Rother FM

Rotherham; England;
- Frequency: FM: 96.1 MHz
- RDS: ROTHERFM

Programming
- Format: Contemporary

Ownership
- Owner: Bauer

History
- First air date: 15 October 2006
- Last air date: 31 August 2020

Technical information
- Transmitter coordinates: 53°25′01″N 1°21′05″W﻿ / ﻿53.4169°N 1.3513°W

= Rother FM =

Radio station in Rotherham, South Yorkshire, England

Rother FM was an Independent Local Radio station serving the English town of Rotherham.

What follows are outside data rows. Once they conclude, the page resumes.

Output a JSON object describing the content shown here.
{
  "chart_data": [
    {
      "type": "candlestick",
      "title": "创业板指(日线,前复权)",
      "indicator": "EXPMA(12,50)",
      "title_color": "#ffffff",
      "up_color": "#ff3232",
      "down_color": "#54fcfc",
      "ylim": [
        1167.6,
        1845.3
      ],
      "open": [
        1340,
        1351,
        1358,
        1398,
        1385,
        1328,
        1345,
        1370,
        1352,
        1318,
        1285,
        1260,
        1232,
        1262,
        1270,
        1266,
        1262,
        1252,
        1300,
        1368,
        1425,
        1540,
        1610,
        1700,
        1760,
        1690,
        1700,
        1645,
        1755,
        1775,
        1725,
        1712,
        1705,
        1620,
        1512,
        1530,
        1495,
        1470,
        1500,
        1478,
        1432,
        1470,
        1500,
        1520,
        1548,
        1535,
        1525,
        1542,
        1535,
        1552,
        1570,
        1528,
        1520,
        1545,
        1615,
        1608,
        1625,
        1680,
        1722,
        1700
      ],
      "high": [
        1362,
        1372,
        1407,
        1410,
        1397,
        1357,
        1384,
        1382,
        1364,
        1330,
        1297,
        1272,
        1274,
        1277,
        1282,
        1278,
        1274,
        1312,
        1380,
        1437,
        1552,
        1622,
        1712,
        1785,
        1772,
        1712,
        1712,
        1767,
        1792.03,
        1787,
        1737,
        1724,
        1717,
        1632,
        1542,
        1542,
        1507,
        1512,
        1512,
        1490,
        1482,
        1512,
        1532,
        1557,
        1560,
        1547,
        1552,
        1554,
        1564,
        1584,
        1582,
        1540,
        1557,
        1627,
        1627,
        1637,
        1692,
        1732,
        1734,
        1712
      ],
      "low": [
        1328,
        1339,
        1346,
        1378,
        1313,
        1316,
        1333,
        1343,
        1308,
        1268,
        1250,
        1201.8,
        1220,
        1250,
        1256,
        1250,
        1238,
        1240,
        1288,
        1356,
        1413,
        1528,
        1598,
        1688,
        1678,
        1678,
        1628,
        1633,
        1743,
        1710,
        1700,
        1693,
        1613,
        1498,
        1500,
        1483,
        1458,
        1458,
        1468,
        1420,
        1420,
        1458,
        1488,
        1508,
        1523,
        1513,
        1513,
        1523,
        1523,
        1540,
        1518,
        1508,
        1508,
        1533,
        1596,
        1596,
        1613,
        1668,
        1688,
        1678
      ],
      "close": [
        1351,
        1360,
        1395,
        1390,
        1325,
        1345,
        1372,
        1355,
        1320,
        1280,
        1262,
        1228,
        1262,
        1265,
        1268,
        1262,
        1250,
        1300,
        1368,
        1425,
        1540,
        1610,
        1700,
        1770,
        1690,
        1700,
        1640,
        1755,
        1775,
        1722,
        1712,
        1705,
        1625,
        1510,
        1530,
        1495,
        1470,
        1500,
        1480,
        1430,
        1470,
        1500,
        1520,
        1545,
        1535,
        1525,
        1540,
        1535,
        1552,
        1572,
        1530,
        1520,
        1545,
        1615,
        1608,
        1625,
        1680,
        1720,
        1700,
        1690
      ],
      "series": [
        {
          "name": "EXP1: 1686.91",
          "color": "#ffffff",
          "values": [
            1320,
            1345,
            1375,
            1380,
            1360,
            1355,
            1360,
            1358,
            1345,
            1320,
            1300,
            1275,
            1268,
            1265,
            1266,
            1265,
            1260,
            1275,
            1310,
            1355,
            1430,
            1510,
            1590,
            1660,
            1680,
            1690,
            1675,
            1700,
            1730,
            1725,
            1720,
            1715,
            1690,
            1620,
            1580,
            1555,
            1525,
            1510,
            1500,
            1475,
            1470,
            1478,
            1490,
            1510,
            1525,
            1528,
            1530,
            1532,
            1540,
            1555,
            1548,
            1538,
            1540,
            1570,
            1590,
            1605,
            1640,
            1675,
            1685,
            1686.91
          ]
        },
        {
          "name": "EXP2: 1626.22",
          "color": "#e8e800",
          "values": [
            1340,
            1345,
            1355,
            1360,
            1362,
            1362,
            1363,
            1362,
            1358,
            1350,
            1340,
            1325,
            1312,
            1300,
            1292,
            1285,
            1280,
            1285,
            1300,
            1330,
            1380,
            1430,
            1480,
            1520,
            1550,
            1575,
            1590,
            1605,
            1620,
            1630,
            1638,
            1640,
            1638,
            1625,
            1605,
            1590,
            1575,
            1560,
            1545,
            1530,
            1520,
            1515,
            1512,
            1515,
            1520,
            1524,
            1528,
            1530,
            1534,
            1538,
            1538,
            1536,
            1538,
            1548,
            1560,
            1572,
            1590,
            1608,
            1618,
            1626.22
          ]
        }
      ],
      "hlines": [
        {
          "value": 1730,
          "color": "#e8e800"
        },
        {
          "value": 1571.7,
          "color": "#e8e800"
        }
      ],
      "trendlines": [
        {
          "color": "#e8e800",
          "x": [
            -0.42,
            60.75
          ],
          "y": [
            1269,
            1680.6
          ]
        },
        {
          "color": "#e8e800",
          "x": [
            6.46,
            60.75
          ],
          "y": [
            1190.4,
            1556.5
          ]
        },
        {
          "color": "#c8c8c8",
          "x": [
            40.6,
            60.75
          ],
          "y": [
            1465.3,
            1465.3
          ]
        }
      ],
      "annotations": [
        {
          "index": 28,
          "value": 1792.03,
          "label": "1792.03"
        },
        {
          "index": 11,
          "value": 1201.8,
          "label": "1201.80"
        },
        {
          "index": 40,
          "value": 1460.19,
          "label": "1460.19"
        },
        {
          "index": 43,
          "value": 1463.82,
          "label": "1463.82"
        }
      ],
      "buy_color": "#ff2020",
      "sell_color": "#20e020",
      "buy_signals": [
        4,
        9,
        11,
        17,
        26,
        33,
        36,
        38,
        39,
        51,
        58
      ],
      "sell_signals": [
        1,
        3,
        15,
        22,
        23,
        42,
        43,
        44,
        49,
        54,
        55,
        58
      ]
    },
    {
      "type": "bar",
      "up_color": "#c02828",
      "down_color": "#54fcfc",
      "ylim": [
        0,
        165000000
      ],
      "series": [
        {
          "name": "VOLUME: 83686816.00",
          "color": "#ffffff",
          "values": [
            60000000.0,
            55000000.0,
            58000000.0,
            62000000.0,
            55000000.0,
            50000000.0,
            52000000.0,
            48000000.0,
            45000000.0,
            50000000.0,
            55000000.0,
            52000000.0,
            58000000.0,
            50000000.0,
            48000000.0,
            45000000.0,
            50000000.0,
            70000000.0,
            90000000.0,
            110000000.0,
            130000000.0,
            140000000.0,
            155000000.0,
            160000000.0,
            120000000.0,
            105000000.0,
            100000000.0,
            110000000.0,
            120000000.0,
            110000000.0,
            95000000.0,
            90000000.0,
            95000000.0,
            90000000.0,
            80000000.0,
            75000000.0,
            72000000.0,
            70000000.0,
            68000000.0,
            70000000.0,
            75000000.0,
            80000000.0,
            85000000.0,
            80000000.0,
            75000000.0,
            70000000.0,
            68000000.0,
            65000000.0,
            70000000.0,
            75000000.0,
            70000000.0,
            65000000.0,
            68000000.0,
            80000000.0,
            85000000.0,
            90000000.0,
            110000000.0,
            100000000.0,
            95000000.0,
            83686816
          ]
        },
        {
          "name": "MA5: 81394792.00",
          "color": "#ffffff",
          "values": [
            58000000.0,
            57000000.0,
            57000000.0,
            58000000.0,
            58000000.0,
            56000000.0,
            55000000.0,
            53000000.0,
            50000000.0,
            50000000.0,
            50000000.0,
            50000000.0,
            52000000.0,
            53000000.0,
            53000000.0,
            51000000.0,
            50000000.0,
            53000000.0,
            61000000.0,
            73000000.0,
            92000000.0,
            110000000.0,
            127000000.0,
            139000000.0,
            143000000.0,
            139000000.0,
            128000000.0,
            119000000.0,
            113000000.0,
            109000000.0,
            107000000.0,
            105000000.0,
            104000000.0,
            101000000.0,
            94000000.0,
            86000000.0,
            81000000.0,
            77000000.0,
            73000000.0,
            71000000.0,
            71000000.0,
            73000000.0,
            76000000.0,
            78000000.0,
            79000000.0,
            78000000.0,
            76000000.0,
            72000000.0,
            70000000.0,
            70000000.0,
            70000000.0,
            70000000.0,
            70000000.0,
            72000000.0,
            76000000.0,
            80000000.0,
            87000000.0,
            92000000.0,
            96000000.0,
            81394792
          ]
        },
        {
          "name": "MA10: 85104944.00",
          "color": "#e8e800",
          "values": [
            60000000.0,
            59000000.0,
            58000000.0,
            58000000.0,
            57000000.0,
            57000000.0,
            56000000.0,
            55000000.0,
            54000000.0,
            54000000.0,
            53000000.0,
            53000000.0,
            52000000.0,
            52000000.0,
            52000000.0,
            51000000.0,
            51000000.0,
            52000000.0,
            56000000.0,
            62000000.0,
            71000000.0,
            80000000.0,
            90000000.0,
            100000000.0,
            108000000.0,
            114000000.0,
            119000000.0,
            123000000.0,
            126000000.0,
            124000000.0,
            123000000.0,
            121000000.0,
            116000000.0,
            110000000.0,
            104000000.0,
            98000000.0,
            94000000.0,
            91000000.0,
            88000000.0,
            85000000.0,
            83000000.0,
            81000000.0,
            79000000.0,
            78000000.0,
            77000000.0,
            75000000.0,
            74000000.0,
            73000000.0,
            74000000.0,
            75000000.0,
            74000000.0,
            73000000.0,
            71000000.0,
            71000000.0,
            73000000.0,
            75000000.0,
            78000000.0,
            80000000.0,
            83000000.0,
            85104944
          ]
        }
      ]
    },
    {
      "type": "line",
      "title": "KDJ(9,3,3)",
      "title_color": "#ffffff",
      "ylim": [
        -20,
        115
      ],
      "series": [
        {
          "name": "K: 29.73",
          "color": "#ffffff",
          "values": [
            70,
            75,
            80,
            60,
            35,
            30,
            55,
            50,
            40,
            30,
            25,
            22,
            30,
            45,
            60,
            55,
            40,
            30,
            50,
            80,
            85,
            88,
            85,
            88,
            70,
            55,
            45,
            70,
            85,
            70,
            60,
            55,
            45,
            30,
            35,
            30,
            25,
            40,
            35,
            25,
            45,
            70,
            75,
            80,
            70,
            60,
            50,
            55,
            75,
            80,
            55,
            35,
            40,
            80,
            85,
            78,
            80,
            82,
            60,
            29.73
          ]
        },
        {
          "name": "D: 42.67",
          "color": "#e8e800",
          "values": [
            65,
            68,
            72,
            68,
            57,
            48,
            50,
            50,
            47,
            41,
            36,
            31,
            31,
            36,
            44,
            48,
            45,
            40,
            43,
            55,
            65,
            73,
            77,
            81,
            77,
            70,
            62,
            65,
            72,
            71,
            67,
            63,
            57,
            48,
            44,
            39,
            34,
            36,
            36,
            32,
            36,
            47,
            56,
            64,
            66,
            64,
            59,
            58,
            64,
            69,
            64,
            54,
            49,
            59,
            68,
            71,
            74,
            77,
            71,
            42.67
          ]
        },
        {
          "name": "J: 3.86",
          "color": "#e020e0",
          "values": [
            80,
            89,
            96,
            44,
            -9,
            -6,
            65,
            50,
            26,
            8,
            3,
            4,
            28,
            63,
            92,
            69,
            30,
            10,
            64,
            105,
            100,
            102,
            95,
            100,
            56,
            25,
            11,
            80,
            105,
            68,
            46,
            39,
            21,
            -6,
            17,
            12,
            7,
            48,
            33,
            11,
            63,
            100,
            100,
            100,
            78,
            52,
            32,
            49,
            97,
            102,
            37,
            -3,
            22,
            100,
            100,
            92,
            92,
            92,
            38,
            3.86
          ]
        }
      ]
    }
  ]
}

The station was on air from 2006 until it was closed in 2020 by owners Bauer so that the frequency could be used to broadcast Greatest Hits Radio Yorkshire.

==Studios and coverage==
Rother FM was originally based in Rotherham from its studios at Aspen Court in Templeborough, but later moved to Doncaster as part of cost saving measures. It covered the Rotherham Borough from its transmitter at Boston Castle, although it could easily be heard in neighbouring areas such as Sheffield and Barnsley.

==Background==
Prior to being awarded the licence by Ofcom, Rother FM broadcast two Restricted Service Licence broadcasts from the Carlton Park Hotel. The station went on to be awarded the full-time licence and launched at 10 am on Sunday 15 October 2006 with presenter James Marriott hosting the first show.

It was part of the Lincs FM Group of radio stations and broadcast on the old Hallam FM frequency of 96.1 MHz FM. The station broadcast a mix of current chart music as well as well known tracks from the 1960s, 1970s, 1980s, 1990s and 2000s alongside news, information and competitions.

==Closure==
Lincs FM Group was purchased by Bauer Radio in February 2019 and eighteen months later, most of the group's remaining stations including Rother FM, were rebranded as Greatest Hits Radio.